Supremes uphold affirmative defense law; law immediately fails Seneca Co. woman
Despite the fact that 45 states across the nation (including every state bordering Ohio) have some legal mechanism for law-abiding citizens to bear arms for self-defense, and despite the successful reduction of violent crime from such laws nationwide, Ohio's governor, certain Senators, and the Ohio State Highway Patrol bureaucracy still seem to believe that Ohioans are less responsible than the citizens of these other states.
For more than seven months, the good citizens of Seneca County continued to prove them wrong.
On February 12, Judge Michael P. Kelbley threw out a concealed-weapons charge against a Fostoria woman (and former rape victim) rape victim caught with a gun under her seat during a traffic stop, saying Ohio law prevents citizens from protecting themselves.
This ruling meant that, in Seneca County, the concealed carry ban could not be enforced. For seven months, responsible citizens enjoyed being able to exercise their Constitutional, civil, and human right to self-defense in that county without fear of arrest, without a licensing framework, without training requirements, without background checks, without databases, and without several poison pill amendments inserted by the Senate at Gov. Taft's request, in the name of "saving the children."

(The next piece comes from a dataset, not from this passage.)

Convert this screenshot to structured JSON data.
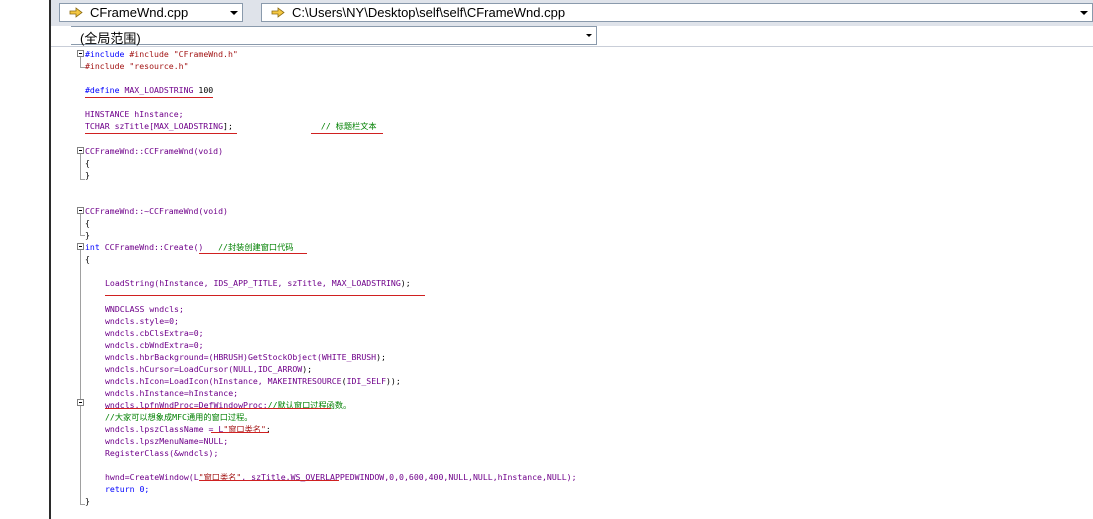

By all accounts, there was been no mayhem, no blood in the streets, no shoot-outs at fender-benders. It seems the good people of Seneca County are as capable as residents in Vermont and Alaska (not to mention our neighbors in Kentucky, Indiana, Pennsylvania, Michigan and West Virginia) at exercising their unfettered self-defense rights without so much as a glitch in daily business for Seneca County law enforcement. Residents in Hamilton County (Cincinnati) were proven to be just as responsible, when the concealed carry ban was lifted several times in that city by the courts before a Supreme Court stay.
The Ohio Supreme Court recently upheld Ohio's ban on carrying concealed firearms, indicating that Ohio's affirmative defense law - which finds those who concealed a firearm guilty until proven innocent - to be understandible to the common man. The law they just upheld has failed this rape victim, as it has failed so many in the past, and as it will continue to fail Ohioans until Senate President White acts to appoint conferees and send a bill to Bob Taft.

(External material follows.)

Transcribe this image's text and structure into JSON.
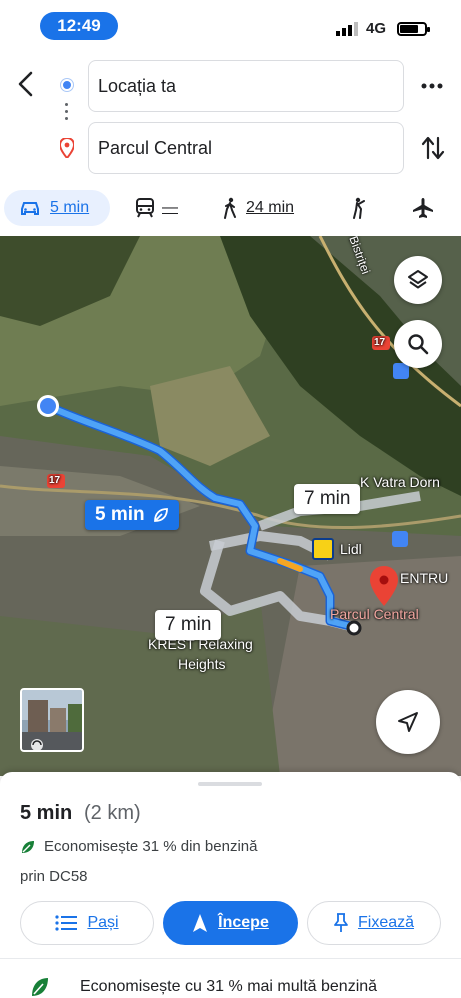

Court reversal means felony charge reinstated
October 1, 2003
LIMA, Ohio — Citing a decision by the Ohio Supreme Court, the Third District Court of Appeals has overturned a Seneca County decision that declared the state’s concealed-weapon ban unconstitutional.
The appeals court decision, filed Monday, reversed a February ruling by Judge Michael Kelbley of Seneca County Common Pleas Court. Judge Kelbley had dismissed an indictment against a Fostoria woman who said she hid a gun under a car seat because she had been raped twice.
Because of the appeals court’s ruling, a felony charge of carrying a concealed weapon has been reinstated against the woman, county Prosecutor Ken Egbert, Jr., said yesterday. The charge carries a maximum prison term of 18 months.